Perjuangan rakyat Bahrain dalam mencetuskan revolusi sejak setahun lalu sampai saat ini telah menimbulkan banyak korban. Tercatat sampai jum'at (30/3) demonstrasi menentang rezim Ali Khalifah telah menelan korban jiwa sebanyak 82 orang.
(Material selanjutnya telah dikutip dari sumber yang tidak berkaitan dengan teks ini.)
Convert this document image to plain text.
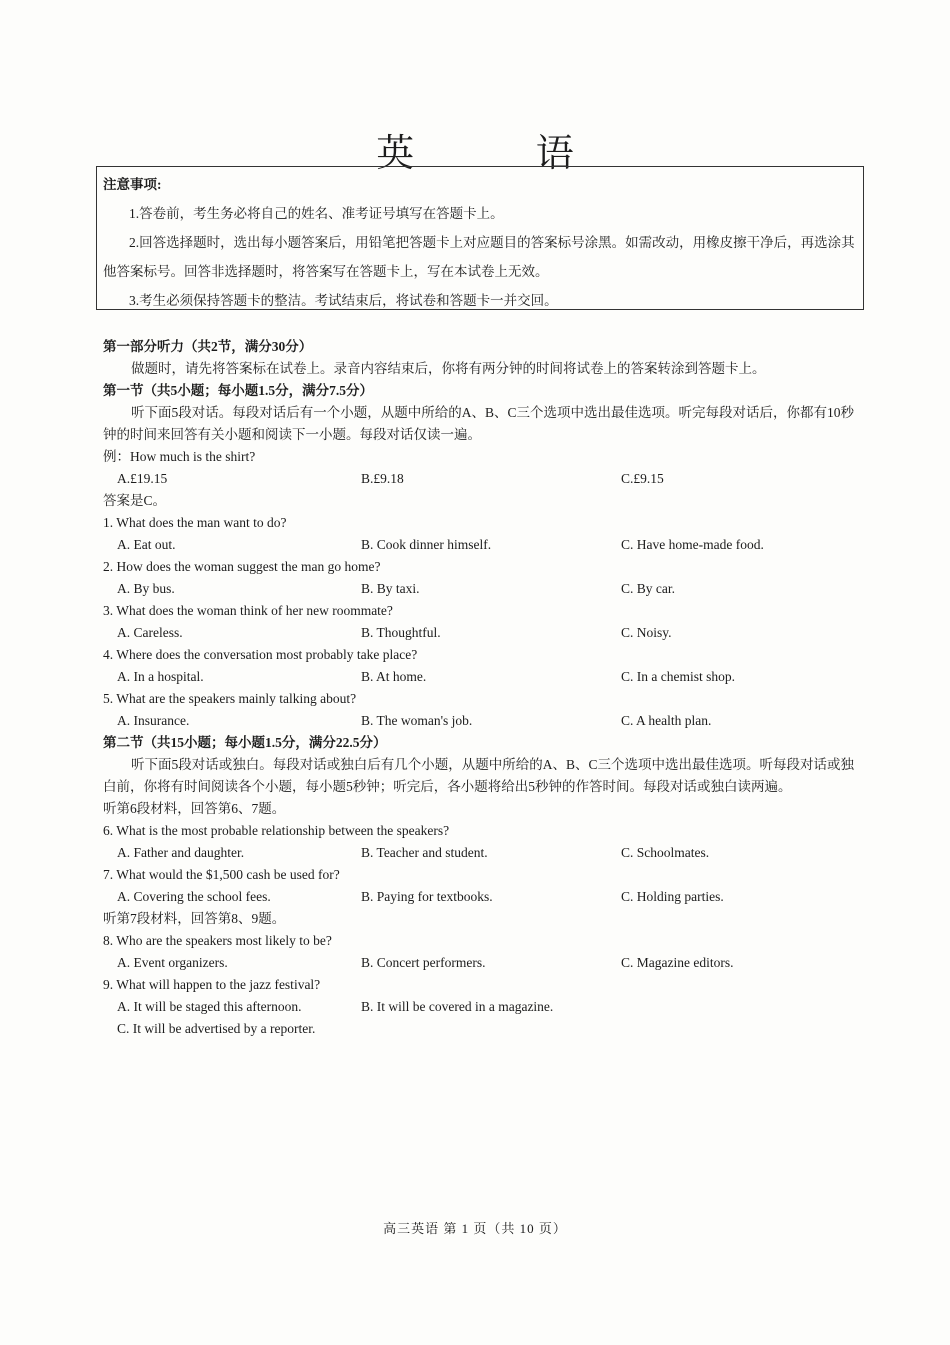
英 语
注意事项:
1.答卷前，考生务必将自己的姓名、准考证号填写在答题卡上。
2.回答选择题时，选出每小题答案后，用铅笔把答题卡上对应题目的答案标号涂黑。如需改动，用橡皮擦干净后，再选涂其他答案标号。回答非选择题时，将答案写在答题卡上，写在本试卷上无效。
3.考生必须保持答题卡的整洁。考试结束后，将试卷和答题卡一并交回。
第一部分听力（共2节，满分30分）
做题时，请先将答案标在试卷上。录音内容结束后，你将有两分钟的时间将试卷上的答案转涂到答题卡上。
第一节（共5小题；每小题1.5分，满分7.5分）
听下面5段对话。每段对话后有一个小题，从题中所给的A、B、C三个选项中选出最佳选项。听完每段对话后，你都有10秒钟的时间来回答有关小题和阅读下一小题。每段对话仅读一遍。
例：How much is the shirt?
A.£19.15	B.£9.18	C.£9.15
答案是C。
1. What does the man want to do?
A. Eat out.	B. Cook dinner himself.	C. Have home-made food.
2. How does the woman suggest the man go home?
A. By bus.	B. By taxi.	C. By car.
3. What does the woman think of her new roommate?
A. Careless.	B. Thoughtful.	C. Noisy.
4. Where does the conversation most probably take place?
A. In a hospital.	B. At home.	C. In a chemist shop.
5. What are the speakers mainly talking about?
A. Insurance.	B. The woman's job.	C. A health plan.
第二节（共15小题；每小题1.5分，满分22.5分）
听下面5段对话或独白。每段对话或独白后有几个小题，从题中所给的A、B、C三个选项中选出最佳选项。听每段对话或独白前，你将有时间阅读各个小题，每小题5秒钟；听完后，各小题将给出5秒钟的作答时间。每段对话或独白读两遍。
听第6段材料，回答第6、7题。
6. What is the most probable relationship between the speakers?
A. Father and daughter.	B. Teacher and student.	C. Schoolmates.
7. What would the $1,500 cash be used for?
A. Covering the school fees.	B. Paying for textbooks.	C. Holding parties.
听第7段材料，回答第8、9题。
8. Who are the speakers most likely to be?
A. Event organizers.	B. Concert performers.	C. Magazine editors.
9. What will happen to the jazz festival?
A. It will be staged this afternoon.	B. It will be covered in a magazine.
C. It will be advertised by a reporter.
高三英语 第 1 页（共 10 页）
Menurut Kantor Berita ABNA, Perjuangan rakyat Bahrain dalam mencetuskan revolusi sejak setahun lalu sampai saat ini telah menimbulkan banyak korban. Tercatat sampai jum'at (30/3) demonstrasi menentang rezim Ali Khalifah telah menelan korban jiwa sebanyak 82 orang. Korban jiwa terbaru adalah, seorang pemuda yang ditembak oleh pasukan anti huru-hara Bahrain Jum'at (30/3) yang menyebabkan ia luka parah dan segera dilarikan ke rumah sakit. Meskipun sempat mendapatkan perawatan medis, namun nyawa Ahmad Ismail Hasan (22) tidak berhasil diselamatkan. Selain itu media setempat Bahrain mengungkap kematian seorang warga sipil yang tidak diketahui selama ini. Menurut sumber berita tersebut, Haji Husain Majid Hasan Al-Majid, 70 tahun, dari Dimastan, meninggal dunia akibat terhidup gas beracun yang dilemparkan pasukan keamanan Bahrain yang diklaim untuk membubarkan massa yang sedang mengadakan aksi protes namun justru dilemparkan ke perumahan padat penduduk. Keluarga korban menyatakan, Haji Husain sebelumnya tidak dikenal sedang mengidap penyakit jantung atau masalah pernafasan namun ketika pasukan keamanan rezim Ali Khalifah melemparkan gas di kawasan perumahan penduduk, beliau seketika menggelepar dan segera dilarikan ke rumah sakit. Sempat mendapat perawatan medis namun kesehatannya tidak juga membaik, akhirnya dipindahkan ke rumah sakit lain namun justru terlantar selama 35 hari tanpa perawatan sampai akhirnya meninggal dunia.